Une lecture exigeante... n'ayons pas peur des mots, parlons vrai, une lecture indigeste. D'autant plus frustrante que c'est la deuxième fois que je tente l'expérience Woolf. Il y a vingt ans déjà, j'avais ouvert "Mrs Dalloway" pour l'abandonner de mémoire après une cinquantaine de pages péniblement pourfendues. Ce terme belliqueux en surprendra peut-être plus d'un mais lire "Mrs Dalloway" s'apparente pour moi à une lutte de chaque page, presque de chaque phrase. Si on a le malheur de ne pas entrer dans le récit avec l'abandon du somnambule qui n'a d'autre choix que de se laisser guider par ses pas, si on conserve la conscience du monde qui nous entoure et des activités dont il bourdonne, c'est voué à l'échec.
Pour apprécier "Mrs Dalloway", il faut accepter en effet de suivre le fil ténu d'une narration basée sur les pensées et les souvenirs d'un assez grand nombre de personnages qui donnent l'impression de déambuler à la fois dans leur vie, dans leur tête et dans un Londres pictural.

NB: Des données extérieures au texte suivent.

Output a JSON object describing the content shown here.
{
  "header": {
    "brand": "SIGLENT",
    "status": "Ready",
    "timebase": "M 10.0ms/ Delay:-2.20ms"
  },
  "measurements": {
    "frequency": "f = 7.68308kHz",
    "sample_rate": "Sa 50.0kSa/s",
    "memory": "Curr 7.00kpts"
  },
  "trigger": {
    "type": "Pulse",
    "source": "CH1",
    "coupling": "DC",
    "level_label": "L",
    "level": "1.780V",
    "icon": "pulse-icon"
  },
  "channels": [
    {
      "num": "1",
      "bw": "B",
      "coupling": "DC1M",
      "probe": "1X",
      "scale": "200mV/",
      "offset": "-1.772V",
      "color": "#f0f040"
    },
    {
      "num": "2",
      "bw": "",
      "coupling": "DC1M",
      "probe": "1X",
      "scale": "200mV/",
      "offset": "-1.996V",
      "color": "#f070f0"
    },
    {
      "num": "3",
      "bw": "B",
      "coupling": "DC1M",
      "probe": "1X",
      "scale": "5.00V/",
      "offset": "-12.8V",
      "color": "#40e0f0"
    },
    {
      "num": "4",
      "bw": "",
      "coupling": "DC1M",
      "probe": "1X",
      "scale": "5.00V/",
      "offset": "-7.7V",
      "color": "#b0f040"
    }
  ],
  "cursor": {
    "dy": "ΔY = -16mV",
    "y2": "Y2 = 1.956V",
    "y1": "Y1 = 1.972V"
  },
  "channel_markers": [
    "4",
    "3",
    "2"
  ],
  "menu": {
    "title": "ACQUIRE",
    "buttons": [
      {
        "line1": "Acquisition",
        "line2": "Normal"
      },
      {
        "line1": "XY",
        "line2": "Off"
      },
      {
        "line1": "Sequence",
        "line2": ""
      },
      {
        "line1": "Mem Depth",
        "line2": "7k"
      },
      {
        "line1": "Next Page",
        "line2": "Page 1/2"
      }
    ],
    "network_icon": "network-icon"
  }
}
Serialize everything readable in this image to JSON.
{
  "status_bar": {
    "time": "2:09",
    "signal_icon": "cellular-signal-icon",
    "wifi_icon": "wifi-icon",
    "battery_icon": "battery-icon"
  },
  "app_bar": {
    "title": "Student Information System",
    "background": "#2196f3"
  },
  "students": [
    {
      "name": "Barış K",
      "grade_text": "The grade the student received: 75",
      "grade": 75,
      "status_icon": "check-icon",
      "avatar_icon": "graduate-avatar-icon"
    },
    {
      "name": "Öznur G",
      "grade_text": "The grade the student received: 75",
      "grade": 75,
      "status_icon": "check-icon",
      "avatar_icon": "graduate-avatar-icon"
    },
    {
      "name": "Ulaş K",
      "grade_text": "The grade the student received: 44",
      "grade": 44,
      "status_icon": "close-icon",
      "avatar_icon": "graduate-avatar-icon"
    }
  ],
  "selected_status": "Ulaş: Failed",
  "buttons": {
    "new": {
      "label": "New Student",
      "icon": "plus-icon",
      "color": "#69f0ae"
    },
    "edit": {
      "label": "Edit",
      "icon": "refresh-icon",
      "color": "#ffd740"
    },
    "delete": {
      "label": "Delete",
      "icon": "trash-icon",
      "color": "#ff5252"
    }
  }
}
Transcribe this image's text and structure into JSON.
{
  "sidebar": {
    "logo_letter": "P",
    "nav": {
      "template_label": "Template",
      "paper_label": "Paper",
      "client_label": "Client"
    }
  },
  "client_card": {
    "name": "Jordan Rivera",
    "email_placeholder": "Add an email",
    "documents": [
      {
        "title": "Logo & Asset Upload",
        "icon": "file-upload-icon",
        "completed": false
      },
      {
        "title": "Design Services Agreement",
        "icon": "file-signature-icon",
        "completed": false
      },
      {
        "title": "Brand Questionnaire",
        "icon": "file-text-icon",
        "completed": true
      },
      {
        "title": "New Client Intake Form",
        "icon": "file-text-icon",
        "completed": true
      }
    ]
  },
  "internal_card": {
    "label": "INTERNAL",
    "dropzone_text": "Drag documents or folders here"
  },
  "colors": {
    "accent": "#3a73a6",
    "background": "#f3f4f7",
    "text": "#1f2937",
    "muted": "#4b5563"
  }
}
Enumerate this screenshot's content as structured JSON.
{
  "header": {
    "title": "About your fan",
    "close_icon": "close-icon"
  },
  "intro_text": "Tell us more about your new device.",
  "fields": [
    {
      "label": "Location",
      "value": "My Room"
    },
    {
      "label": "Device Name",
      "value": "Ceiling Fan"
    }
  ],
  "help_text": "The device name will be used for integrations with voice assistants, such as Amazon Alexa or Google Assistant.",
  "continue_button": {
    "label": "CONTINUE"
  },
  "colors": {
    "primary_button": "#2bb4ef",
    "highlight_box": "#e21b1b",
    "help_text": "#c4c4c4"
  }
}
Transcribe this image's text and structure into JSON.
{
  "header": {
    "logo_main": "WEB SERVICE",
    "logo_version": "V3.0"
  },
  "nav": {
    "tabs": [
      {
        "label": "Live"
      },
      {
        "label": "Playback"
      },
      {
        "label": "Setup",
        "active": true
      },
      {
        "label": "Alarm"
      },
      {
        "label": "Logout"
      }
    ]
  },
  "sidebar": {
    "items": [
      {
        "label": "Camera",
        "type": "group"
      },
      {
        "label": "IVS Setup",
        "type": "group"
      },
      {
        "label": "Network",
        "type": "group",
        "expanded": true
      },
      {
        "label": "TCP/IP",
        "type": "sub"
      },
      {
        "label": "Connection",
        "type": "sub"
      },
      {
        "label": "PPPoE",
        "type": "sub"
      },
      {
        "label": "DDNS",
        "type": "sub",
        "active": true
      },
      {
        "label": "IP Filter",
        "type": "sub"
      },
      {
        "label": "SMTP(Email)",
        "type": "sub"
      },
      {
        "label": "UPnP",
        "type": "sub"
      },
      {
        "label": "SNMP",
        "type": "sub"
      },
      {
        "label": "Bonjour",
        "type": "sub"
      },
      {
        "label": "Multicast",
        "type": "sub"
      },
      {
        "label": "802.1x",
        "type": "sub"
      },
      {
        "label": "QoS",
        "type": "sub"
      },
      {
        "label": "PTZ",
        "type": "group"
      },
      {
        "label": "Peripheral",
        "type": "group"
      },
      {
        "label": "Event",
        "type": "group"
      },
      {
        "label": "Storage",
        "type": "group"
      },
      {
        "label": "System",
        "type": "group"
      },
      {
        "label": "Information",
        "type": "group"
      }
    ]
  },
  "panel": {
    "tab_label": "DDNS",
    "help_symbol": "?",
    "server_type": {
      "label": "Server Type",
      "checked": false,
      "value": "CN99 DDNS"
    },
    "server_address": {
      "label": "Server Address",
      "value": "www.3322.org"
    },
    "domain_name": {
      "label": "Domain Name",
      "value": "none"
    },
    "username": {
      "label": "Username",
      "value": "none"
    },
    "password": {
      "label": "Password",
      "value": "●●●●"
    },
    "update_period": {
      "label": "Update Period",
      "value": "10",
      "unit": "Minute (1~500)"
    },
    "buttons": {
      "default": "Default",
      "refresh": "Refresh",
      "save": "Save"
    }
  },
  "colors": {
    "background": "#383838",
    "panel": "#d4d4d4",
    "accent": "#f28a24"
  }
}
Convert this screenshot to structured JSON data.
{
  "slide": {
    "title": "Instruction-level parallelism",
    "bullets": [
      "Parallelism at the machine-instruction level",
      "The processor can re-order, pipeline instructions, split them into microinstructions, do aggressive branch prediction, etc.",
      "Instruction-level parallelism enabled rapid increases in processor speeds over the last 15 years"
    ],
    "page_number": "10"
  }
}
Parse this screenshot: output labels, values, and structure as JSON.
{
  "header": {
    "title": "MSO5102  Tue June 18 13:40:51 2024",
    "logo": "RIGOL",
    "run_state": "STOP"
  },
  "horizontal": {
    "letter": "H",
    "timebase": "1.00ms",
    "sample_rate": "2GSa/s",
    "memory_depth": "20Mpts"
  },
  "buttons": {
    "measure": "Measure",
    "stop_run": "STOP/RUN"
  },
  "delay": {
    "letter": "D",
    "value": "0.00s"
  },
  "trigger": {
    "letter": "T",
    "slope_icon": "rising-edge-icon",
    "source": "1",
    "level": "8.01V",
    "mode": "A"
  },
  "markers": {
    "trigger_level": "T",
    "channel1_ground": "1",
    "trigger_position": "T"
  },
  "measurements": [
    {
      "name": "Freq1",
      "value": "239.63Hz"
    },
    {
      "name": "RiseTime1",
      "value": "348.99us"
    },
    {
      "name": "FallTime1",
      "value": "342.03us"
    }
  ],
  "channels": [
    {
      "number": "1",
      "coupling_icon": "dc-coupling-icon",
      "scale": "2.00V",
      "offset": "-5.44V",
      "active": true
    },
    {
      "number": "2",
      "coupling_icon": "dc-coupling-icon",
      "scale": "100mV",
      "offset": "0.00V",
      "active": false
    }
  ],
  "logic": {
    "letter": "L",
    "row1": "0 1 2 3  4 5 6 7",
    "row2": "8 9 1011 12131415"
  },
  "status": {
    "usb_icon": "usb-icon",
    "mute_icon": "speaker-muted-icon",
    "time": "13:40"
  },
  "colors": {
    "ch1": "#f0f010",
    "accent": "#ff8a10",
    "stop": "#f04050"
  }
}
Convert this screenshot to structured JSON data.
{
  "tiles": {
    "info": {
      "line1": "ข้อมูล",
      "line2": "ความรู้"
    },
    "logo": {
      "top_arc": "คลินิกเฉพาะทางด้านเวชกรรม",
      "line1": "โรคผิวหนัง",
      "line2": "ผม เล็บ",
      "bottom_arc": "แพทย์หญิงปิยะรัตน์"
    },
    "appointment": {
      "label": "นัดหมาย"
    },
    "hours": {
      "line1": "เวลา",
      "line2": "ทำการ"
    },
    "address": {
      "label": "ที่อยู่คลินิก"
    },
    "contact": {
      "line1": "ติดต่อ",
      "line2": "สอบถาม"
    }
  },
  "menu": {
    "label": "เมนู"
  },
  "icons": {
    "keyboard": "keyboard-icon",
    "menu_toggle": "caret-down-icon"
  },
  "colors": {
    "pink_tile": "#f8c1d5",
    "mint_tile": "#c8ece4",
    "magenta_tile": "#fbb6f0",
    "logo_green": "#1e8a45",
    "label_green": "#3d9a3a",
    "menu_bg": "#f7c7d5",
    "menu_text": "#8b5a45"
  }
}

Virginia Woolf fait se croiser les époques , passé et présent, et les moi de ses personnages ; elle dédouble ces derniers en les forçant à nous découvrir leur moi profond, au-delà de leur condition sociale. le thème est superbe, rien à redire à cela ; on retrouve dans "Mrs Dalloway" la marque des grands romans. Mais à la lecture, quelle torture ! Je ne m'étonne pas qu'un grand nombre de lecteurs jettent l'éponge en cours de route et si je me suis accrochée cette fois-ci, c'est bien pour remporter une bataille... au goût entêtant de défaite.
Je suis vraiment restée imperméable au style abscons de Virginia Woolf, lourd de parenthèses importunes et de brusques soubresauts en milieu de phrases. A défaut d'être dans la tête de l'auteur, j'ai eu le désagrément de retrouver le style d'une autre femme de lettres contemporaine, Elizabeth Bowen, dont les dialogues de sourds entre personnages m'avaient plus qu'exaspérée. Et j'ai eu beau essayer de me détendre, de lâcher prise - j'ai même privilégié les moments de lecture après mes séances de yoga -, rien n'y a fait, les choix de Clarissa Dalloway, tant passés que présents, m'ont terriblement ennuyée. Pousser l'introspection à ce niveau de profondeur peut être légitimement considéré comme un talent, il n'en demeure pas moins que pour ma part je ne me sens pas prête à replonger de sitôt dans l'univers torturant de Virginia Woolf.